Más, sin embargo, pronto su ligera animosidad sucumbió a la oscuridad, en su corazón se abrió el vacío y lágrimas subieron a sus ojos y se agolparon, no quería dejarlas salir.
¿Por qué él era merecedor de momentos de placer e intimidad?¿Qué lo hacía digno de esa pereza diurna?

¿Por qué Ana no? Él habría deseado llevarla al altar, verla unir su vida a un hombre que la amara o a una mujer, no importaba. Que tal vez diese a luz hijos o no, que hiciera lo que ella quisiera. ¿Cómo habría sido de adulta?¿Habría seguido siendo aventurera y gentil? ¿Su ímpetu se habría sosegado? ¿Habría seguido amando los insectos y los caballos?¿Habría encontrado algo que amar más que el sol y los dátiles?

Los ojos le ardían. Era un hombre y aún quería llorar como un niño.

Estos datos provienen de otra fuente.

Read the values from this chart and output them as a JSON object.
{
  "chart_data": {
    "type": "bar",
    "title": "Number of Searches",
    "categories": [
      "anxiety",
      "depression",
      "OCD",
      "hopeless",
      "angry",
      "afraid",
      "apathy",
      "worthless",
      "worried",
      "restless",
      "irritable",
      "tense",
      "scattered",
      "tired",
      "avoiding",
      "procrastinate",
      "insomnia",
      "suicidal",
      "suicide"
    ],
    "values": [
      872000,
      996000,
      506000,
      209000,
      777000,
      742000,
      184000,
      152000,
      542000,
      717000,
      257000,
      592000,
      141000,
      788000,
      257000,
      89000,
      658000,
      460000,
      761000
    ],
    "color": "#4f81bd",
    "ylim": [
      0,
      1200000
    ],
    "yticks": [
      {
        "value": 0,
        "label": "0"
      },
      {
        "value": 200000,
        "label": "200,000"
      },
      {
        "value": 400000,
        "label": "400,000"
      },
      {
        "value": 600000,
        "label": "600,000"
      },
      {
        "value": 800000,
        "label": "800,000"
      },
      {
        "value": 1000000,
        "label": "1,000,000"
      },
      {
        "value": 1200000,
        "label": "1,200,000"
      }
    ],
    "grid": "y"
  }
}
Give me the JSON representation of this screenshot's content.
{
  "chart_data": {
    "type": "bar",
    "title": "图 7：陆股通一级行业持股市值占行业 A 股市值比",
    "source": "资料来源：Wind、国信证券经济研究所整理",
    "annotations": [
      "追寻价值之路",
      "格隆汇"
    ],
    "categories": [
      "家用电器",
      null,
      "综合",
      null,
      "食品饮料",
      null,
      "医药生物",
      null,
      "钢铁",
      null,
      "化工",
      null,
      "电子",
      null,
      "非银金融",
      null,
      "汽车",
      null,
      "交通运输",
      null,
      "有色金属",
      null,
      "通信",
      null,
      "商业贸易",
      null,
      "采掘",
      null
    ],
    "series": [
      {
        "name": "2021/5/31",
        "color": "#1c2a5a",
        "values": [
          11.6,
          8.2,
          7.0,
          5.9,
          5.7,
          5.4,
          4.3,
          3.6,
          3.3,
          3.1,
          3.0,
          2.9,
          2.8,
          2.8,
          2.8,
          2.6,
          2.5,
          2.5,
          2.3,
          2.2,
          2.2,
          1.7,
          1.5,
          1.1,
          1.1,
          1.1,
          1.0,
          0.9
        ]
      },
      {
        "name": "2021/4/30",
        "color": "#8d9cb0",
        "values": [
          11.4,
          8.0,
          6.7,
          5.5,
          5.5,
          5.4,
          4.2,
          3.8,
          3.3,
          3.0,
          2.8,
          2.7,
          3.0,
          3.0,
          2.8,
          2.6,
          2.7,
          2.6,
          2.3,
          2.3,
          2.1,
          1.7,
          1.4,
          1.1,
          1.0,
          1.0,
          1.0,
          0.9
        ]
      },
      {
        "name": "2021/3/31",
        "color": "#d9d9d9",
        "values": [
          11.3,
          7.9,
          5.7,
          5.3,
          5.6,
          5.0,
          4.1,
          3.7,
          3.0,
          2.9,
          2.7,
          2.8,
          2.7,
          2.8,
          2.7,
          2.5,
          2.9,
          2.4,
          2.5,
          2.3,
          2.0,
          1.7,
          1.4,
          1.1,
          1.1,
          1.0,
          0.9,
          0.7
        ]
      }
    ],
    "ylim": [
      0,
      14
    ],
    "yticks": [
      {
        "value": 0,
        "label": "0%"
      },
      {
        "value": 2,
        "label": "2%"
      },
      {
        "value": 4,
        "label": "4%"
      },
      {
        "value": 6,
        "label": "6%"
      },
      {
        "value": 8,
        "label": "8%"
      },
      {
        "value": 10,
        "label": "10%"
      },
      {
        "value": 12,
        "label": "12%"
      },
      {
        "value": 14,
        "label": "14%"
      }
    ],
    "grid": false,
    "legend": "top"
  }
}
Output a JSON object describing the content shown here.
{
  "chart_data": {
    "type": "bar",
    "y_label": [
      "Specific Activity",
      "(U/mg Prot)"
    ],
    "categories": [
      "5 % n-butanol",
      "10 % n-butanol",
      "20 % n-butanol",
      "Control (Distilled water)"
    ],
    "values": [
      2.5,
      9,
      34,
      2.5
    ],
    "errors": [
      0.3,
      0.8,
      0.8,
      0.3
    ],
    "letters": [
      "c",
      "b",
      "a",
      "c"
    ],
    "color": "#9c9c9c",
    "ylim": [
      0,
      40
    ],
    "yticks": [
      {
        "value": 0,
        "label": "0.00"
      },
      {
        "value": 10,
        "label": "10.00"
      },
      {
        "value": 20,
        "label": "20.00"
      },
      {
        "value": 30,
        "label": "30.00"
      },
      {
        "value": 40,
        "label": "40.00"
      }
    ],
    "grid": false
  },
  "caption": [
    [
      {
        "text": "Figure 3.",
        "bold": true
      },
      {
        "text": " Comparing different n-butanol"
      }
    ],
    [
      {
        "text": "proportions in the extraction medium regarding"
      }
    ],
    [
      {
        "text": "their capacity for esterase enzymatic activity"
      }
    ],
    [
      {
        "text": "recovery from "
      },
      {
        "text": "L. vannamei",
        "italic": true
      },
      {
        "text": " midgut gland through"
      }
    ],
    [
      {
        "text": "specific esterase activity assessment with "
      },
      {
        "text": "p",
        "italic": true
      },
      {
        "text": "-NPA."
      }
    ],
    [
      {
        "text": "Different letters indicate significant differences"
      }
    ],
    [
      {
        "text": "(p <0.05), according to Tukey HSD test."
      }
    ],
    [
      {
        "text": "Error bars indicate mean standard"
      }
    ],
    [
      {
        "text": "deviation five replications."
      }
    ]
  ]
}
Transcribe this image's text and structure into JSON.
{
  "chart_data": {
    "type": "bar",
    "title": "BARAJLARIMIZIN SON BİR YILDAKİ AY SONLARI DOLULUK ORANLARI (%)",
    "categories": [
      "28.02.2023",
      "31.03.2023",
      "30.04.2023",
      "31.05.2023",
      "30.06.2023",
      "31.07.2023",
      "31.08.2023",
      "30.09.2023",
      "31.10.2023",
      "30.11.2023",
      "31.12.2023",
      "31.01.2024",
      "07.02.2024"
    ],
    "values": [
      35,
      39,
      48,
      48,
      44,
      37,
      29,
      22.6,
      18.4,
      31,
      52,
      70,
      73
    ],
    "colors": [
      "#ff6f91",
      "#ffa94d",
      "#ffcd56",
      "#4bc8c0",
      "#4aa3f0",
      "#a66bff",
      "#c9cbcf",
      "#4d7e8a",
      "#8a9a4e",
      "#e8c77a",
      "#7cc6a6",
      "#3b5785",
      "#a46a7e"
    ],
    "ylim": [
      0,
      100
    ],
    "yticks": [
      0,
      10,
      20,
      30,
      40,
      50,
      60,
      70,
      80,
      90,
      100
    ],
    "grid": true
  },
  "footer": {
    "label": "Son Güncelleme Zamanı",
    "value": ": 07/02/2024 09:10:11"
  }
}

Había intentado encontrar el consuelo en los templos, en las plegarias y la promesa de la vida eterna. Pero no lo encontró jamás, es difícil imaginar un paraíso que con certeza sabes que no existe o que no irás. Las almas humanas no van al cielo, sólo regresan una y otra vez en un ciclo infinito, los ángeles volvían a su estado de luz y gracia perpetua. ¿Pero que pasaba con los celestiales? No lo sabía nadie, no había una respuesta.
Los mortales tenían su eternidad e infinitas oportunidades para hacer de sus vidas el paraíso o el infierno, los angeles también tenían su existencia eterna.
¿Y ellos? Sólo la tierra y el impirio.

No sabía muy bien lo que sentía, al ver la felicidad de los mortales sentía no sólo como verlos comiendo mientras él estaba hambriento sino como si le hubiesen quitado el pan para comérselo.
En cierto modo lo habían hecho.

Algunas lágrimas brotaron y a otras las ahuyentó, se levantó de la cama y se vistió, había llegado el final de Junio y los impuestos estaban por llegar, necesitaba hacer números. A veces Yì Rén lo ayudaba pero ese día se sentía con ánimo de estar solo y tampoco quería interrumpir las lecciones de Yì Rén, que dada la hora, debía estar siendo un dolor en la cabeza de Cythara, quien se quejaba demasiado y hasta el hartazgo de su esposa.

Su mujer era una alumna demandante, de aprendizaje rápido y muy proclive al aburrimiento, así que a menudo en sus lecciones Cythara la encontraba haciendo pequeños dibujos o escribiendo versos en los rollos de papel y eso hacía a Cythara pensar que no era escuchada o atendida, él mismo había tardado en acostumbrarse a que Yì Rén no lo mirara cuando le decía algo y siguiera en su actividad, a que jugara o persiguiera a los gatos del castillo aún cuando se le estaba hablando o preguntando algo, pero más temprano que tarde él entendió que era escuchado y atendiendo aunque no lo pareciera.

Era el primer año de matrimonio, en la fecha que él había seleccionado a su cumpleaños, Yì Rén había hecho matar cerdos y hornearlos con ciruelas y dátiles. Él estaba cierto y seguro de que jamás le dijo que le gustaban esos últimos. También le consiguió una nueva silla para su caballo, pese a que él no se quejó nunca de que la suya se había vuelto incómoda.